Robot Follows The Rules Of The Road


This is a fantastic high school project. [Shmendrik213] built and robot a programmed it to follow common traffic rules. The robot drives itself with a DC motor, using one servo for steering and another to pan a webcam back and forth. The netbook that comes along for the ride is running a VB.NET program that can detect an upcoming intersection, read the street sign, and react based on other cars currently at the intersection.

The hardware is running on an Altera processor using firmware programmed in VHDL. We remember building a tissue box holder for one of our high school projects. Looks like the times have changed since then.

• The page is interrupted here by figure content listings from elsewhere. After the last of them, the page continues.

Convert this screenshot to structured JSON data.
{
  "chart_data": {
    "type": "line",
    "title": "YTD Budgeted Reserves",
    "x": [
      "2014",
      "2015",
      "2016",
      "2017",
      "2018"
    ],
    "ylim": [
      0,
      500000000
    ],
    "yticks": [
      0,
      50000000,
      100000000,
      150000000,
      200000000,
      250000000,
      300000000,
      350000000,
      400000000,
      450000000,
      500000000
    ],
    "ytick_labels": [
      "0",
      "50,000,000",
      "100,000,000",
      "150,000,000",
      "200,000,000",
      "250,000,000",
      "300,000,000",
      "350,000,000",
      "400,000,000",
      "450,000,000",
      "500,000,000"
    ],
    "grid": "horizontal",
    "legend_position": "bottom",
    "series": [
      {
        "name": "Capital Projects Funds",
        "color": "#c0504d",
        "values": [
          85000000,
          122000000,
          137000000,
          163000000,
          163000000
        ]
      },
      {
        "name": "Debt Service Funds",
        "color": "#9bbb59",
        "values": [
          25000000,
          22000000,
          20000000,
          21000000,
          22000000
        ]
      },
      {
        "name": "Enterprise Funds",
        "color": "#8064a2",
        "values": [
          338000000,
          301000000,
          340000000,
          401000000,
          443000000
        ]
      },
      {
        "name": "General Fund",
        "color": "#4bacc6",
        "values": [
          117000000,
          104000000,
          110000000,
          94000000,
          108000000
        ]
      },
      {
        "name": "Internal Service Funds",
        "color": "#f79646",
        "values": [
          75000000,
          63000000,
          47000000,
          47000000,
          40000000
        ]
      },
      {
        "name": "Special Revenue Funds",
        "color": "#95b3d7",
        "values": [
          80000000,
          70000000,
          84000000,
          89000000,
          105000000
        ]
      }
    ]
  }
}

15 thoughts on “Robot Follows The Rules Of The Road

  1. eewwww VB.NET and vhdl. Those are my two least favorite languages.

    Interesting project, I wish they had a few more details and not just a video. It’d be nice to know what kind of software they were using to do the vision (which is probably the hard part here)

  2. A High School project? Thank gawd…there ARE still intelligent kids out there who aren’t cracked out on Twitter, video games and Tommy Hilfiger (or whatever redundant crap they’re into these days…) ;p

    Way to go Shmendrik! I expect we’ll be seeing much more of you in the near future!

  3. It stopped at a yield sign even though crossing traffic had a stop sign, and hadn’t even reached it yet.

    It stayed stopped, even though it had the right of way to proceed.

    It stayed stopped an addition 40 seconds even though there were no cars.

    Had this been an actual driving situation, the robot would have been beaten to death with a tire iron that the driver stuck behind it would have had ample time to search for in his trunk.

    I like the idea, but the only rule it seems to know is “Look both ways before crossing the street”

  4. @ChalkBored

    Glad I’m not the only one that noticed. Also shown, is that it scans the intersection for cars. If it finds one, it will start all over again. So it seems more like it will only go if there aren’t any other cars.

    Seems like a great start, but the analysis certainly needs to be sped up for practicality.